Le film s'ouvre sur une séquence joyeuse, dans l'eau d'une piscine. Faut-il y lire une symbolique particulière ?
C'est le lieu qui a inspiré cette scène avec le toboggan, elle n'était pas forcément prévue. Il y avait en tout cas l'idée de pouvoir aller sous l'eau, ressortir ; et qu'Anna soit seule avec lui. L'autre point important de ce début, c'était d'être dans un paradis aussi artificiel que cette famille l'est. Mais même dans l'artifice, il va y avoir une forme de vérité et de réalité. J'avais aussi plaisir à filmer ce genre de lieux – comme les campings dans lesquels j'ai passé mes étés –, et à filmer la classe moyenne dans les endroits qui lui correspondent, sans mettre un regard distant ni sociologique.
Pourquoi avoir composé une famille mixte, chose encore très rare à l'écran ?
Ce n'était pas une idée forcément ancrée dans le scénario du tout. Quand je me suis dit : « tiens, quel pourrait être le couple autour de moi auquel ça pourrait arriver ? », en tentant de me détacher de mon histoire personnelle, je ne me suis pas tant détaché puisque le couple auquel je me suis référé, c'est celui de ma sœur et de mon beau-frère... qui est d'origine algérienne, tout simplement. Et quand avec la directrice de casting on s'est demandé qui pourrait être le personnage, il y avait la possibilité que ce soit aussi quelqu'un de cette origine-là. Et Lyes [Salem] m'a donné envie d'accorder beaucoup plus de place au personnage de Driss.

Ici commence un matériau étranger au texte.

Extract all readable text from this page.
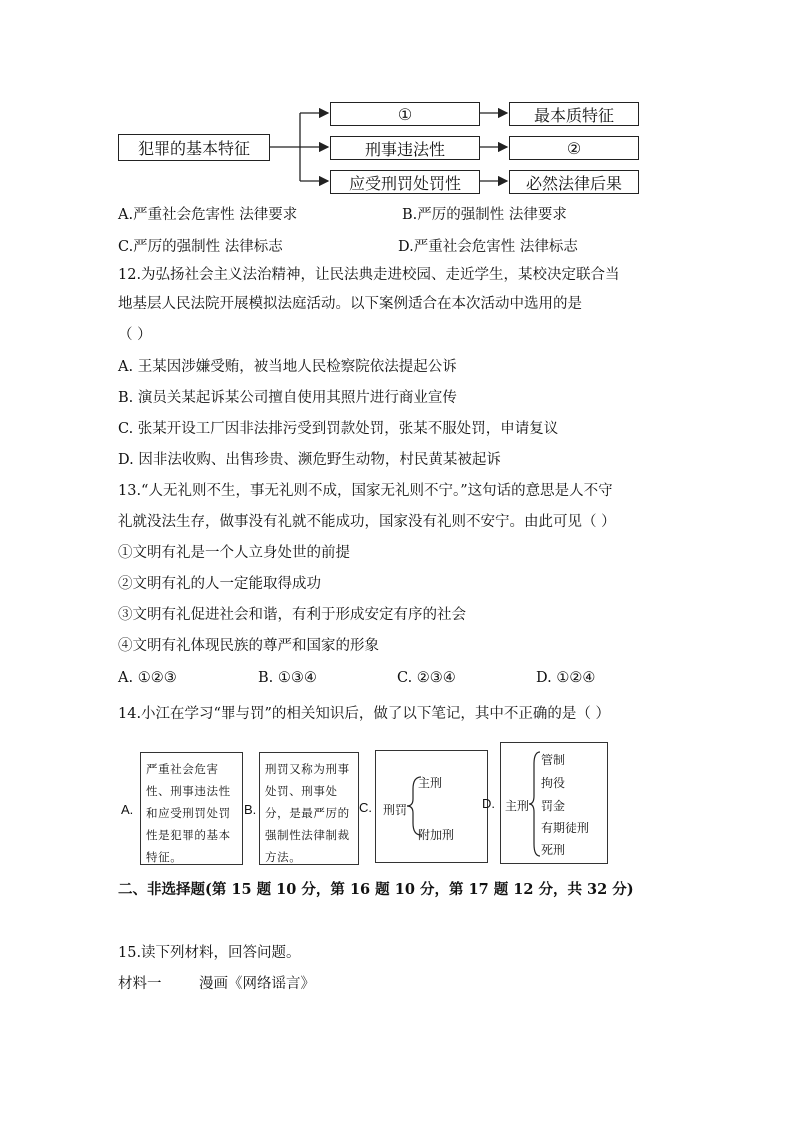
犯罪的基本特征
①
刑事违法性
应受刑罚处罚性
最本质特征
②
必然法律后果
A.严重社会危害性 法律要求	B.严厉的强制性 法律要求
C.严厉的强制性 法律标志	D.严重社会危害性 法律标志
12.为弘扬社会主义法治精神，让民法典走进校园、走近学生，某校决定联合当
地基层人民法院开展模拟法庭活动。以下案例适合在本次活动中选用的是
（ ）
A. 王某因涉嫌受贿，被当地人民检察院依法提起公诉
B. 演员关某起诉某公司擅自使用其照片进行商业宣传
C. 张某开设工厂因非法排污受到罚款处罚，张某不服处罚，申请复议
D. 因非法收购、出售珍贵、濒危野生动物，村民黄某被起诉
13.“人无礼则不生，事无礼则不成，国家无礼则不宁。”这句话的意思是人不守
礼就没法生存，做事没有礼就不能成功，国家没有礼则不安宁。由此可见（ ）
①文明有礼是一个人立身处世的前提
②文明有礼的人一定能取得成功
③文明有礼促进社会和谐，有利于形成安定有序的社会
④文明有礼体现民族的尊严和国家的形象
A. ①②③	B. ①③④	C. ②③④	D. ①②④
14.小江在学习“罪与罚”的相关知识后，做了以下笔记，其中不正确的是（ ）
A.
严重社会危害性、刑事违法性和应受刑罚处罚性是犯罪的基本特征。
B.
刑罚又称为刑事处罚、刑事处分，是最严厉的强制性法律制裁方法。
C. 刑罚
主刑
附加刑
D. 主刑
管制
拘役
罚金
有期徒刑
死刑
二、非选择题(第 15 题 10 分，第 16 题 10 分，第 17 题 12 分，共 32 分)
15.读下列材料，回答问题。
材料一	漫画《网络谣言》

Le personnage de Mélanie Thierry pleure beaucoup. Qu'est-ce que cela représente comme enjeu d'interprétation ?
Je n'ai pas encore beaucoup d'expérience en tant que réalisateur, mais j'ai vécu une expérience de travail très forte sur ce film. Notamment en voyant la capacité que Mélanie a de reproduire à l'infini l'abandon, parce qu'on s'est retrouvé à faire beaucoup de prises pour certaines scènes dans lesquelles il y avait des enfants. En tant que réalisateur, c'est assez impressionnant à voir. Autant que de voir des enfants, que l'on avait repérés dans des castings sauvages, devenir des comédiens au fur et à mesure que l'on travaillait. On n'est pas passé par de la manipulation, on leur a juste donné suffisamment de temps et d'énergie pour qu'ils comprennent ce qu'ils jouaient. Un des moteurs tous bêtes pour eux a été pour l'un d'eux d'arriver à pleurer comme Mélanie. Ils s'entraînaient entre eux à se faire pleurer ; c'est comme s'ils étaient en train de regarder Mbappé et voulaient faire pareil. Ça m'a fait cet effet-là, et ça m'a beaucoup aidé.
Et puis le chef-opérateur était collé à eux. Ce qui était important, c'était de chercher le sentiment présent. C'est passé par une exigence de mise en scène qui a fait qu'on a tourné énormément de plans-séquences où l'on commençait par des improvisations pour que tout le monde soit dans la bonne énergie au moment où l'on passait sur le texte du scénario. C'était très éprouvant, on était bien rincés !
Est-ce qu'avec ce film, après Diane a les épaules, vous en avez fini d'explorer le désir de maternité ou d'enfance sous toutes ses formes ?
Alors c'est ce que je pense (sourire). Mais je suis en train de commencer à poser les bases du prochain et je vois très bien et que je vais revenir sur le sujet. Non, j'en aurai jamais fini. Mais je ne donne pas l'impression de refaire la même chose.